The day had begun with the usual hazards: chronic shortages of antibiotics, intravenous solutions, even food. Then a blackout swept over the city, shutting down the respirators in the maternity ward.
Doctors kept ailing infants alive by pumping air into their lungs by hand for hours. By nightfall, four more newborns had died.
“The death of a baby is our daily bread,” said Dr. Osleidy Camejo, a surgeon in the nation’s capital, Caracas, referring to the toll from Venezuela’s collapsing hospitals.
Also this: “At the University of the Andes Hospital in the mountain city of Mérida, there was not enough water to wash blood from the operating table.” With a picture to match.
(Hat tip: Althouse.)
Is this the point where the bankrupt socialist regime changes course and implements economic reform? Of course not. “Venezuelan President Nicolas Maduro announced a sweeping crackdown Saturday under a new emergency decree, ordering the seizure of paralyzed factories, the arrest of their owners and military exercises to counter alleged foreign threats.”
Naturally the democratically elected opposition refuses to knuckle under to Maduro’s unconstitutional decrees.
“Opposition leader Henrique Capriles also said the army must decide whether it is ‘with the constitution or with Maduro,’ a day before nationwide protests demanding the president’s ouster through a referendum.”

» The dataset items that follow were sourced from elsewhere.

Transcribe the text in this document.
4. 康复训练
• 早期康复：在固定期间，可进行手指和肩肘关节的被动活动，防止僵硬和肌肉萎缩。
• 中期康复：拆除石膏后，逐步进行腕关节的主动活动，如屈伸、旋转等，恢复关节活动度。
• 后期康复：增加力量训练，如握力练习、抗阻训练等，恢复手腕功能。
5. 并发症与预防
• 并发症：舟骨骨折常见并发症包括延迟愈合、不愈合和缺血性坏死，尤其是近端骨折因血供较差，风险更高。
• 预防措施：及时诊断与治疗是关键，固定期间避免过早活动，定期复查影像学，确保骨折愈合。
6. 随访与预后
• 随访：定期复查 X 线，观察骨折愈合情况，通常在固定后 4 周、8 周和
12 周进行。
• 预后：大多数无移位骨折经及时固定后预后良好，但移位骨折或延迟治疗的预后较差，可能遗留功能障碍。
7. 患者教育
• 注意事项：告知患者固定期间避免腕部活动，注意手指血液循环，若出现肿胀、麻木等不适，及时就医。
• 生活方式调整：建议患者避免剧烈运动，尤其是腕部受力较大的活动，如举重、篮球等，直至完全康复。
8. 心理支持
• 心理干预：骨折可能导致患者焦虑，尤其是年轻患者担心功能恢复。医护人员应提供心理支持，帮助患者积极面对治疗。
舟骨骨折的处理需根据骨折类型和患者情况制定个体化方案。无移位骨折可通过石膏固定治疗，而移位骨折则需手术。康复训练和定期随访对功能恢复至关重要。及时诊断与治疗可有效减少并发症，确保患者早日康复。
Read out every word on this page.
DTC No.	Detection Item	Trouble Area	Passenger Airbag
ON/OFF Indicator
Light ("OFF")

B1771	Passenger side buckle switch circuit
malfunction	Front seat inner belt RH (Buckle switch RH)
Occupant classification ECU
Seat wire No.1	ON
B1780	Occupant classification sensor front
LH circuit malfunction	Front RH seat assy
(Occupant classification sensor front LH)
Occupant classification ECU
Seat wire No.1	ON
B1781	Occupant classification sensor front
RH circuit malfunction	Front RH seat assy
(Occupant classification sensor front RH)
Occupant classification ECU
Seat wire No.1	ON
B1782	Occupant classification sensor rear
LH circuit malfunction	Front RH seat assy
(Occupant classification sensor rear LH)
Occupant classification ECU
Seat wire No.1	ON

The Atlantic offers up a photo essay on how little food Venezuelans have to eat. (Hat tip: Instapundit.)
And all this has come to pass thanks to The Magic Power of Socialism™:
The government doesn’t just control the oil industry, imposing windfall taxes as high as 50 percent on the few private sector projects that remain. The government has nationalized rice mills, large producers of agricultural products, and expropriated millions of acres of farmland; it has acquired some banks and shut down others; nationalized the cement sector; tried to nationalize gold miners; nationalized the country’s largest steel mill and the country’s largest telecommunications company; expropriated the nation’s largest power producer (remember those rolling blackouts?), and more.
People close to the regime have benefited from many of those deals. Corruption has skyrocketed since the beginning of Venezuela’s “Bolivarian revolution.” According to the Cato Institute, $22.5 billion in public funds have been transferred from Venezuela to foreign accounts with no plausible explanation. Relatives of President Nicolas Maduro have been implicated in drug trafficking, with suspicions of drug money used to finance his campaign.
Oh, and Venezuela’s capital has earned the distinction of being the murder capital of the world.
All of these tragedies were avoidable. They are all the result of a mentality that sees only nails for the hammer of government control. Chavez and Maduro kept saying that everything that was wrong with Venezuela was the fault of markets and that if the government either eliminated or regulated those markets, things would get better. They implemented their agenda and it has been a disaster. This socialist brand of economic authoritarianism had the predictable consequence of political authoritarianism, corruption, and a breakdown of the rule of law.
How many more babies have to die before Venezuela abandons its failed socialist experiment?